La politique est un jeu de hasard et les jeux de hasard sont prévisibles. Il existe une branche des mathématiques consacrée au calcul des probabilité. Le principe est toujours le même: les chances sont égales pour les deux côtés de la pièce. La politique là-dedans? C'est pareil. Si on lance la pièce un grand nombre de fois on est en mesure de prédire comment les résultats seront répartis. C'est quand on sait ça qu'on est en mesure d'éviter les pièges.

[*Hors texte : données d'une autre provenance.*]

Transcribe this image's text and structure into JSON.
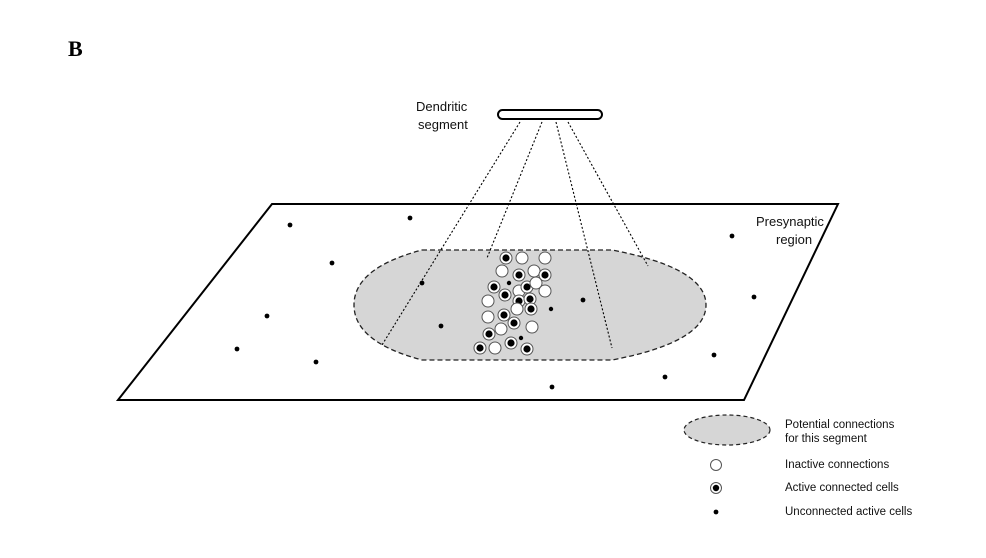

Le piège, en politique, c'est de faire comme si le temps n'existait pas. On feint croire que les choses resteront ce qu'elles sont et qu'on est éternel. Les choses changent et les individus finissent tous par mourir. Qu'est-ce qui reste? Les résultats et rien d'autre. Quand on dit qu'on prend son parti d'une situation on prend parti. À quoi est-ce que ça sert de prendre parti? Ça sert à avoir tort. Rien d'autre.

C'est la posture des collaborateurs. Ils croient qu'en rampant ils pourront se mériter les faveurs des dominants. Les dominants ne perdent pas leur temps à chercher les adresses dans l'annuaire. Ils demandent aux collabos de leur indiquer le chemin et ils leur lancent un filet d'anchois pour les récompenser. Un jour, alors qu'ils ont été obligé de retourner leur veste, on leur rase le crâne pour assortir leur coiffure à la doublure de leur veste.

Je suis de ceux qui ne croient pas au pouvoir des puissants. C'est dérangeant, je sais, mais je sais aussi que ça achève en s'accélérant. Bientôt tout aura disparu et quand je n'y serai plus je sais que seuls les résultats me survivront. Nous assistons à une corrida. Nous n'en sommes encore qu'au tercio de pique et je peux vous assurer que la bête est essoufflée.

Ce n'est pas la bête la plus vaillante. La tâche s'annonce facile Il viendra bien le moment de porter l'estocade mais nous n'en sommes pas encore là. Il faut la faire saigner d'abord. C'est la prochaine étape. Vous comprendrez que je n'ai pas pris la peine de stériliser la pointe des banderilles.